Eduardo Moncada

Eduardo Moncada is the Claire Tow Associate Professor of Political Science at Barnard College and Director of the Institute of Latin American Studies at Columbia University. His research examines the political consequences of crime and violence in Latin America, with a focus on how criminal governance shapes local political life. He is the author of Cities, Business, and the Politics of Urban Violence in Latin America (Stanford University Press), which analyzes how local political economies and criminal territorial control shape distinct responses to urban violence. His second book, Resisting Extortion: Victims, Criminals, and States in Latin America (Cambridge University Press), introduces a novel framework for understanding how victims of criminal extortion mobilize varied forms of resistance. The book received multiple awards from the American Political Science Association, the Latin American Studies Association, and the American Society of Criminology.

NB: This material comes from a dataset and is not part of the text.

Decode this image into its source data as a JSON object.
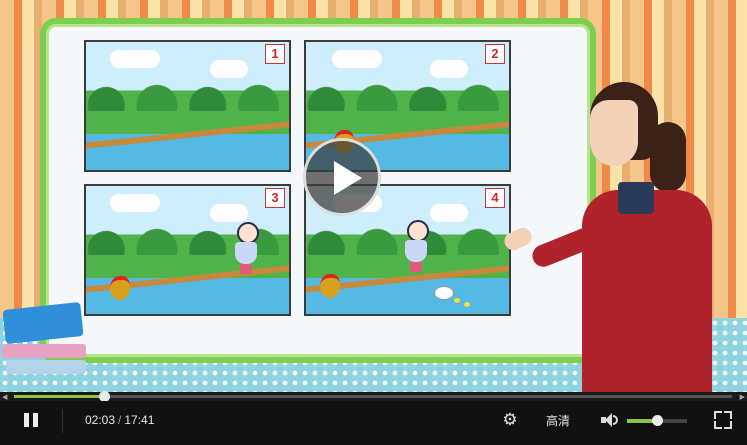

He is also co-editor of Inside Countries: Subnational Research in Comparative Politics (Cambridge University Press), a volume that advances the subnational turn in comparative politics by highlighting the conceptual and methodological opportunities of studying politics below the national level. In his current research, Moncada is examining the ways in which criminal organizations govern territories shapes how citizens make claims on the state for public goods and services. Moncada’s work is based on extensive fieldwork in Latin America, and has been supported by the Fulbright Program, the Ford Foundation, and the Harry Frank Guggenheim Foundation, among others.